In April, the Elon Musk-owned SpaceX wrote a letter to the FCC saying EchoStar “barely uses” the AWS-4 (2GHz) spectrum band for satellite connectivity. Weeks later, FCC chair Brendan Carr opened an investigation into EchoStar’s 5G expansion, criticizing the company’s slow buildout and claiming that it had lost Boost Mobile customers since its acquisition of the carrier. Carr also questioned EchoStar’s use of the AWS-4 spectrum, which isn’t included in its deal with AT&T.

In July, Carr said that he’s not concerned with having a fourth mobile provider, saying during an open meeting that there isn’t a “magic number” of carriers needed in the US to maintain competition. “We’re always looking at a confluence of different factors to make sure that there’s sufficient competition,” he said, as reported by Fierce Network.

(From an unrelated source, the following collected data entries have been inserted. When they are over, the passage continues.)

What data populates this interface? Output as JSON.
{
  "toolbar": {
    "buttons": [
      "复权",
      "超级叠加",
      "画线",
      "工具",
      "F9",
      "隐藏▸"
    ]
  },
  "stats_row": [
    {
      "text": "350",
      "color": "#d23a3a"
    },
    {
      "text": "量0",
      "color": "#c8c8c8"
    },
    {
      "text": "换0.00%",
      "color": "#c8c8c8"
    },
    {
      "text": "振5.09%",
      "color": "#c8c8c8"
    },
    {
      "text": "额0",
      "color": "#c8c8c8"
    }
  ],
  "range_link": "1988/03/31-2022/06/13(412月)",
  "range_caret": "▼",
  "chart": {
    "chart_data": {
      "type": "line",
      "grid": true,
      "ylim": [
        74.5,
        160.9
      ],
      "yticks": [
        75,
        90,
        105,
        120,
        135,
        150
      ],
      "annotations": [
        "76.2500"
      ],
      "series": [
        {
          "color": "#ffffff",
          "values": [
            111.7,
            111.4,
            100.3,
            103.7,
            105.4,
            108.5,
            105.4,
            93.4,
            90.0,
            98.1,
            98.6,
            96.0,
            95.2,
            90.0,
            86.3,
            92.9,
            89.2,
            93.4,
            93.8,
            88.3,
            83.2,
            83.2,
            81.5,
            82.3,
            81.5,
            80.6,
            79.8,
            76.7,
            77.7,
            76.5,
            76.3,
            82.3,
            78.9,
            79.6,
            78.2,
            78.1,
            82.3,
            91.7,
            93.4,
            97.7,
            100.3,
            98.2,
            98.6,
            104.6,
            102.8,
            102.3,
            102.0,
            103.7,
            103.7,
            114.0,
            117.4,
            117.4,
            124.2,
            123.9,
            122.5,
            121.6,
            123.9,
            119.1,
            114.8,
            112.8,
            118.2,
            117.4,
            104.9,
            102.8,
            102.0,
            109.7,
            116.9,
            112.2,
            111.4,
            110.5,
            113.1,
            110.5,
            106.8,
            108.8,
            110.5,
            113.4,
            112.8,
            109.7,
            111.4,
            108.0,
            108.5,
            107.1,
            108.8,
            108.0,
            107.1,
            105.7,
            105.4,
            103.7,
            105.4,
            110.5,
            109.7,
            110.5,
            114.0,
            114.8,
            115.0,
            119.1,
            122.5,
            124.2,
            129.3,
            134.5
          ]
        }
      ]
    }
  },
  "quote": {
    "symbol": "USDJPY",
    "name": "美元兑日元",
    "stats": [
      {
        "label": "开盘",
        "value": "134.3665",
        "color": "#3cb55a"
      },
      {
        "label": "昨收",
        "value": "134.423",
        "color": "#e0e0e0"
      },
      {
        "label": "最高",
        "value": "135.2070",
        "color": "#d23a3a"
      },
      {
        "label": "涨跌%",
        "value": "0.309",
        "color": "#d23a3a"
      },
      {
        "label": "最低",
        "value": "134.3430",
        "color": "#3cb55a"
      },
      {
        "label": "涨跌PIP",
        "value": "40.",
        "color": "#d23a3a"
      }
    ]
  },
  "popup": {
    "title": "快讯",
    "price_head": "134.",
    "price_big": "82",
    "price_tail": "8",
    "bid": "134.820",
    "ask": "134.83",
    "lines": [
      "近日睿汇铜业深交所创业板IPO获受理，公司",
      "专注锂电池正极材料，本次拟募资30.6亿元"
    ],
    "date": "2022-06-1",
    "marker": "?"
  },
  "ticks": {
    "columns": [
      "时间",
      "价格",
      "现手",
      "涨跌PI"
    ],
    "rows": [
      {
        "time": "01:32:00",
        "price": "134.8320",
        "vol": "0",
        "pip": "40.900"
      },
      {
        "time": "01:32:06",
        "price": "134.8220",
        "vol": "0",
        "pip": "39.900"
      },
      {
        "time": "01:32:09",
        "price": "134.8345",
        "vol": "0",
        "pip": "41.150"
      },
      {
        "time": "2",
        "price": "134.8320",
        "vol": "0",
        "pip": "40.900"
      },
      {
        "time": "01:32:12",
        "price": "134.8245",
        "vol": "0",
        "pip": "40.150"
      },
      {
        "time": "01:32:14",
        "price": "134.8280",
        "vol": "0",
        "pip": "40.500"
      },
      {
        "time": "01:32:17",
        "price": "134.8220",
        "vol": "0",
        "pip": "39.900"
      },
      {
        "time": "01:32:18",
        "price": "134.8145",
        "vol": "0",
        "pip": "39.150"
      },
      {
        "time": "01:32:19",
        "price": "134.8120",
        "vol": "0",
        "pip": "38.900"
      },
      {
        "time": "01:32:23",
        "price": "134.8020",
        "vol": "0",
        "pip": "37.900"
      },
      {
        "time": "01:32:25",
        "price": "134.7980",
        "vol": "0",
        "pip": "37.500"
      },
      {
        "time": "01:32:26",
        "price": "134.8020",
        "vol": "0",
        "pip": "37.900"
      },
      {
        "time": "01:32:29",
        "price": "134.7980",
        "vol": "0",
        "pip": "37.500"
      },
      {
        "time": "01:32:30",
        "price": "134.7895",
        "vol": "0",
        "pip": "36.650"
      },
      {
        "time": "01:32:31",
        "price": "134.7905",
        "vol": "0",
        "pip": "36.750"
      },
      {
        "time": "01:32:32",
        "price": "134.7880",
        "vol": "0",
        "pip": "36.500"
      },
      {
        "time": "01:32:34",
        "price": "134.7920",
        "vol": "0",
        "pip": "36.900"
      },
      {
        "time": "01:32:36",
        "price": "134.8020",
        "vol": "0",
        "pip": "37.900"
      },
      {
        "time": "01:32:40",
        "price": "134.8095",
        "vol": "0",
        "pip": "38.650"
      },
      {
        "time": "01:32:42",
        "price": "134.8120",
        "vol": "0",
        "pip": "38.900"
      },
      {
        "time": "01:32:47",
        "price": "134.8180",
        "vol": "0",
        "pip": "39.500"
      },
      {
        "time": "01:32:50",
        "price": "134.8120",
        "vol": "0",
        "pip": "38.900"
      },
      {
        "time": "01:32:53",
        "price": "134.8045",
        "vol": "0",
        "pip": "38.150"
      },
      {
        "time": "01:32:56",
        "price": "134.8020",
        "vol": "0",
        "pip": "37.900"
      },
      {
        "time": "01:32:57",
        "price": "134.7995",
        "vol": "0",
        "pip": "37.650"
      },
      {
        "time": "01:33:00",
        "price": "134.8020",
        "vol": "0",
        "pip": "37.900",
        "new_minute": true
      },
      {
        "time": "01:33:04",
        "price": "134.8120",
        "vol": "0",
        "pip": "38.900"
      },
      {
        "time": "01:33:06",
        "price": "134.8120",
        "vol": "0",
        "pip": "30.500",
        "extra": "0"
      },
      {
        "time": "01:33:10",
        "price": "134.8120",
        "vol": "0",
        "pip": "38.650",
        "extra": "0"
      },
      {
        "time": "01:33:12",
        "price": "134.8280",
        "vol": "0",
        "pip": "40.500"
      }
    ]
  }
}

Now, EchoStar will become a hybrid mobile network operator, which is a carrier that operates on its own network, in addition to using other companies’ infrastructure. As noted in the press release, Boost Mobile will provide connectivity through AT&T towers and the T-Mobile network. “This ensures the survival of Boost Mobile,” Entner said. “It gives them money, but at the end, they don’t have much of a network left.”

EchoStar says it will decommission parts of Boost Mobile’s wireless network over time. It’s not clear what will become of Project Genesis, Dish’s 5G network that launched in beta in 2022 and hasn’t seen much movement since. “EchoStar and Boost Mobile have met all of the FCC’s network buildout milestones,” Dish co-founder Charlie Ergen said in the press release. “However, this spectrum sale to AT&T and hybrid MNO agreement are critical steps toward resolving the FCC’s spectrum utilization concerns.”

Meanwhile, AT&T says the 30Mhz of 3.45GHz mid-band spectrum and 20MHz of 600MHz of low-band spectrum it’s acquiring will strengthen its 5G offering across “virtually every market across the US.” The $23 billion deal is expected to close in mid-2026, and EchoStar CEO Hamid Akhavan says it will use the funds to pay down debts, while continuing to explore other “strategic opportunities” for its remaining spectrum.